I smile. Close enough.
I expend another charge from the ring, and the world blurs. When it stills a second later, I'm standing among the ruins, again looking up at the symbol of the Blind Men. These slavers seem to have been all over around here. I wonder if they still operate, or if their organization is dead? I walk through the crumbling towers, toward the stairs that lead up to the offering platform.
I sit upon the stairs, but I don't have long to wait. Tenebris blurs into view, using a similar magic to mine. I stand to greet him. He's carrying his long staff in one hand, the two-headed golden dragon carving at the top glinting in the sunlight that filters in through the clouds overhead. He stands tall, his aristocratic features giving him a haughty appearance, but I know that there's a fierce temper and fiercer loyalty underneath his cool gaze. His wavy hair cascades over one shoulder.
"Sister," he says, and smiles.
I walk to him, and give him a hug. He's significantly taller than me, so my arms only reach around his torso, but he leans over to return it.
"I've missed you," I admit. "There is much we should discuss."
"I heard a great deal as I searched for you at Skyhold. I may know some of what you speak of already," he reports. "I also saw him there. You could have warned me."
"Oh...Fen'Harel. Yes, I probably should have said something. But I didn't want all three of you coming and disrupting what I'm accomplishing."
"He didn't see me, I'm certain of it; but he will have to be dealt with, you understand. It took all I had not to take his head off right then and there."
"We'll handle it when the time comes. For now, we've called a temporary truce. He's here to help heal the Breach in the sky, or so he says."
"I can abide, for now."
"Have you heard about the red lyrium?" I question. "I saw it for myself only yesterday. It...feels wrong, somehow. I thought you might understand it better than I."
"Yes, I have seen it growing. It does not bode well. If lyrium, a large source of the world's magic, is being corrupted to that level, it may already be too late to save it. It is possible this is what Corypheus has been using, and how he created the dragon-beast."
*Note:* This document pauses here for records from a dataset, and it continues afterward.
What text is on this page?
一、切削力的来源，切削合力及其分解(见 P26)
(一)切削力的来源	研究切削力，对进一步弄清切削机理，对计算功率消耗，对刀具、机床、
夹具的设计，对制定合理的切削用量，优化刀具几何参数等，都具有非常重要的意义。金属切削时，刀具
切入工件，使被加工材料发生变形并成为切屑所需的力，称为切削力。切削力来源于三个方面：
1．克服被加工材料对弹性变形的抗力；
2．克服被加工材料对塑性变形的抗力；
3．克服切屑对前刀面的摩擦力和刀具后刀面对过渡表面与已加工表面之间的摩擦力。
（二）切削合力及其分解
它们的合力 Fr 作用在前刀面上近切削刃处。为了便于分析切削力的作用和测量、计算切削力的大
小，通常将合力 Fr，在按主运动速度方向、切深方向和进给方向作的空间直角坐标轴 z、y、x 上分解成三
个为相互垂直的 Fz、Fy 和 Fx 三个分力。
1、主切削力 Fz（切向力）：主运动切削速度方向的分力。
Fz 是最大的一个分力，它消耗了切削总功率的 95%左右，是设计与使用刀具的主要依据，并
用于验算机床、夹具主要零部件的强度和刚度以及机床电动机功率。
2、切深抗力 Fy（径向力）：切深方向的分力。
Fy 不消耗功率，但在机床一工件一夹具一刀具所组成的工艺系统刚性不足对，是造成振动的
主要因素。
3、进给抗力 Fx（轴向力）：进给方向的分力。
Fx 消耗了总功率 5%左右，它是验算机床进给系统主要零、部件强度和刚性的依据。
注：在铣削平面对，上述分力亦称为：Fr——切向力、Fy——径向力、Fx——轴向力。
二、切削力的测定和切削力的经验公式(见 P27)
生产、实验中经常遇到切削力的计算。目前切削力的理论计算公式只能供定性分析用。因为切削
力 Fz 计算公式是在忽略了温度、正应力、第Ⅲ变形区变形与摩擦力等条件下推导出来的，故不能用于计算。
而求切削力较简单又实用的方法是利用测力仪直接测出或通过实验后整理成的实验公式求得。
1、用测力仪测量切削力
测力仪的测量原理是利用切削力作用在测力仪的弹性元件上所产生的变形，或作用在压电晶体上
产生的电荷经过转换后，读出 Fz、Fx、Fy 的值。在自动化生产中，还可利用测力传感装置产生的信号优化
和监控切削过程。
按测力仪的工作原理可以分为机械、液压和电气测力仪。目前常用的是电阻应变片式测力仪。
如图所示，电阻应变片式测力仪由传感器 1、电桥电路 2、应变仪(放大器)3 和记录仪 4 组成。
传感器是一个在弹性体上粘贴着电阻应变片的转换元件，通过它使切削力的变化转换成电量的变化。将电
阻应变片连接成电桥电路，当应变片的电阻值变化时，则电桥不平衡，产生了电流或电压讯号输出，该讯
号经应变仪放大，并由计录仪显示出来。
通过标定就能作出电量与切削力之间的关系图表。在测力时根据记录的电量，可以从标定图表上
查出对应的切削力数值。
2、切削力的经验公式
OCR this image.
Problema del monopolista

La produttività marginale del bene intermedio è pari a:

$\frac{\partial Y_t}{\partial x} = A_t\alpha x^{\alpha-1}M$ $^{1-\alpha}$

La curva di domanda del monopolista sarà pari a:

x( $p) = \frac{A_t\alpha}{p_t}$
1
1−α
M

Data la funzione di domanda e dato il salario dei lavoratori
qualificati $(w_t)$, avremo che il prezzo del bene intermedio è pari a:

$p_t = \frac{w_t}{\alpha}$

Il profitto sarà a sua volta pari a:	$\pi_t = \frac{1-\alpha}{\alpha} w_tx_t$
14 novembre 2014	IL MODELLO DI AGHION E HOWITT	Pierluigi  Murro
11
"Then you don't know how this happened?"
"No...we unleashed the Blight, the corruption, but as you know, it was only supposed to have been the one time. It has only continued due to what that damned elf did. If we were able to retrieve our generals, the Blights would have stopped a long time ago. The darkspawn are not organized enough to have survived this long on their own. It could be they were the ones who corrupted the lyrium, or Corypheus, or Fen'Harel himself. I do not know."
"Fen'Harel is going by Solas here. Best practice it now. He hasn't outed me so far. And apparently Mythal is still roaming around somewhere. But I'm glad you didn't have anything to do with the poor corrupted dragon. Do you think we can cleanse it?"
"Maybe. I'll need to see it first, and run a few tests on this red lyrium to know more."
"Be careful. According to some of my new contacts, touching it makes people go mad."
"Ah, then I have an advantage," he boasts, leaning in and grinning at me. "I'm already mad."
I laugh. I really have missed my brother.
"Then you'll not fight me about staying?" I ask.
"No, I'll need to look more into the red lyrium, and that will give you more time to work on the dragons. It's time I meet this Inquisitor."
"They left Caer Bronach on horseback just this morning, and should be arriving in Crestwood Village in a few hours," I inform him.
He reaches for his ring, and I quickly put a hand on his shoulder just in time for the colors of the ruins to blend together as we travel.